At the start of this sequel, Lisbeth discovers that the said rapist is planning to have his tattoo removed with laser treatment. She pays him a visit and, using his own gun to protect herself, tells him to cancel the operation and deal with the scars. He is discovered dead soon after, shot with his gun, and she of course is suspected of the crime. Two other people turn up dead, murdered with the same gun. According to the police, Lisbeth is now a multiple murderess.
This potentially exciting plotline is ruined by the other substantial part of the narrative — the troubled life of her journalist friend Mikael Blomkvist. He is, as in the first film, researching corrupt and scandalous goings-on in government/high business/big important organisations. This strand had the potential to be gripping but is filmed and acted in such a dull, lifeless way it could bore even the most forgiving fan of the series to tears.
The two leads, Blomkvist and Salanda, barely spend any time together, so the spiky chemistry between them seen in the first film is non-existent. The film’s main fault is its failure to make you care about any of the intricacies of the plot. Where the first movie made the rich detail satisfying and thrilling, this makes investigative journalism seem uneventful, hard, and soul-destroyingly frustrating. Maybe it is, but if a filmmaker endeavours to capture such work on camera, the audience deserves to get some entertainment from it. Kevin MacDonald managed to do this in State of Play, but here all attempts fail dismally.

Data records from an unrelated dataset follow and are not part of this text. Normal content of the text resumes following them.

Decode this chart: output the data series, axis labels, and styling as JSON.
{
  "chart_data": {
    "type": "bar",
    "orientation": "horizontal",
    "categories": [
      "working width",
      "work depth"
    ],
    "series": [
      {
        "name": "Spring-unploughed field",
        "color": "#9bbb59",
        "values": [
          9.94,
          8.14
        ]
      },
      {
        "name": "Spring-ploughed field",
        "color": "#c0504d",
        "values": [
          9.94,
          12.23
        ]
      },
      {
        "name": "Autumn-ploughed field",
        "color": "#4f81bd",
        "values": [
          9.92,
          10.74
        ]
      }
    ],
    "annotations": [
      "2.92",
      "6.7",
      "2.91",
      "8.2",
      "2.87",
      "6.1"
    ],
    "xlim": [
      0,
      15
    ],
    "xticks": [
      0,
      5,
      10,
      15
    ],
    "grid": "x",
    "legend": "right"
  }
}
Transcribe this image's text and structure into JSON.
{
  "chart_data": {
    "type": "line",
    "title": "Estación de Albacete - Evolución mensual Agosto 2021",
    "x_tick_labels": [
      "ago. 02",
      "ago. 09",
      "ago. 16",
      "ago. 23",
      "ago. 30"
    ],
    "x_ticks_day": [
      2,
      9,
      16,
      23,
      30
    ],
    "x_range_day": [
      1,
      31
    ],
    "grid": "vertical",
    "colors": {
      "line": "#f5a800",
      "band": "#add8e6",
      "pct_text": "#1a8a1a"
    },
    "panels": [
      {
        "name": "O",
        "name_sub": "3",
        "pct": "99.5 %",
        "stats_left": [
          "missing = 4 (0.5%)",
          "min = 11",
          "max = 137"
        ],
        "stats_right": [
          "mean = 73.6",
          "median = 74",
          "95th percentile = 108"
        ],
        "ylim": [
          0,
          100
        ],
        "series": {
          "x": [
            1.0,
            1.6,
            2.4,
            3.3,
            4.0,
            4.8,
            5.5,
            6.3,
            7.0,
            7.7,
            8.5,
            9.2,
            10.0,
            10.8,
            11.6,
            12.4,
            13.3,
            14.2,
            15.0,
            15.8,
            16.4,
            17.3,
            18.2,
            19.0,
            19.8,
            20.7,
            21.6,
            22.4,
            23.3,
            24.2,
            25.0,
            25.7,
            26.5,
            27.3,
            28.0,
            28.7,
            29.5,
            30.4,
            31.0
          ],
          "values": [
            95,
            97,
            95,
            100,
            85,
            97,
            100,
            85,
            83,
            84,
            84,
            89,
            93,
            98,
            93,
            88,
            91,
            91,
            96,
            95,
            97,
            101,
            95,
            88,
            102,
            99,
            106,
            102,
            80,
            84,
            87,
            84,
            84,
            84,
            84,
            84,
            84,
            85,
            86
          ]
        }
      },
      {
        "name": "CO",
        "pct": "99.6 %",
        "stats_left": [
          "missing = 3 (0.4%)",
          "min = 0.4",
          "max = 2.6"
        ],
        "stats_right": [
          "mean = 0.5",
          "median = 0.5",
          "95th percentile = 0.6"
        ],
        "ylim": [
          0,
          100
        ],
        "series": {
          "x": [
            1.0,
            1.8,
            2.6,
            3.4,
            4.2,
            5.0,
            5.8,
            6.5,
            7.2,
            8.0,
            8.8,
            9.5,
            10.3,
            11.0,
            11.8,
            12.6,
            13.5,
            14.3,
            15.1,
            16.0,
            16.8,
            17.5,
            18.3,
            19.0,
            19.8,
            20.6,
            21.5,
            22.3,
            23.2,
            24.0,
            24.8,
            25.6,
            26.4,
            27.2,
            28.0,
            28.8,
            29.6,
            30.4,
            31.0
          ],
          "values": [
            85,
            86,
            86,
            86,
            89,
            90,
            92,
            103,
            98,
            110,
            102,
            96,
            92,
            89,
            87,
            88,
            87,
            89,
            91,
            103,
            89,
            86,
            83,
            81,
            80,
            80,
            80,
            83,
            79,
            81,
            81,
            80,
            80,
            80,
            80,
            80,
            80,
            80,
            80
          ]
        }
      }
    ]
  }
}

The Girl Who Played With Fire is also puzzlingly uncinematic. There was an extended television cut made of the film, but many TV movies have the capacity to rejoice in the conventions of cinema. Look at Wallander, for instance (both the Swedish and BBC versions) — some of those episodes would look and feel at home on the big screen.
This poor effort from director Daniel Alfredson (taking over from Oplev) is a waste of potential and squanders the power of the first film. True hardcore fans of the books will be particularly disappointed about how some integral plot twists are half-heartedly revealed, but those who have only known Lisbeth Salanda on-screen will probably be counting down the minutes until the end so they can escape back to the far more interesting joys of real life.
The Girl Who Played With Fire (2010), directed by Daniel Alfredson, is available on DVD and Blu-ray from Zodiak Entertainment, certificate 15.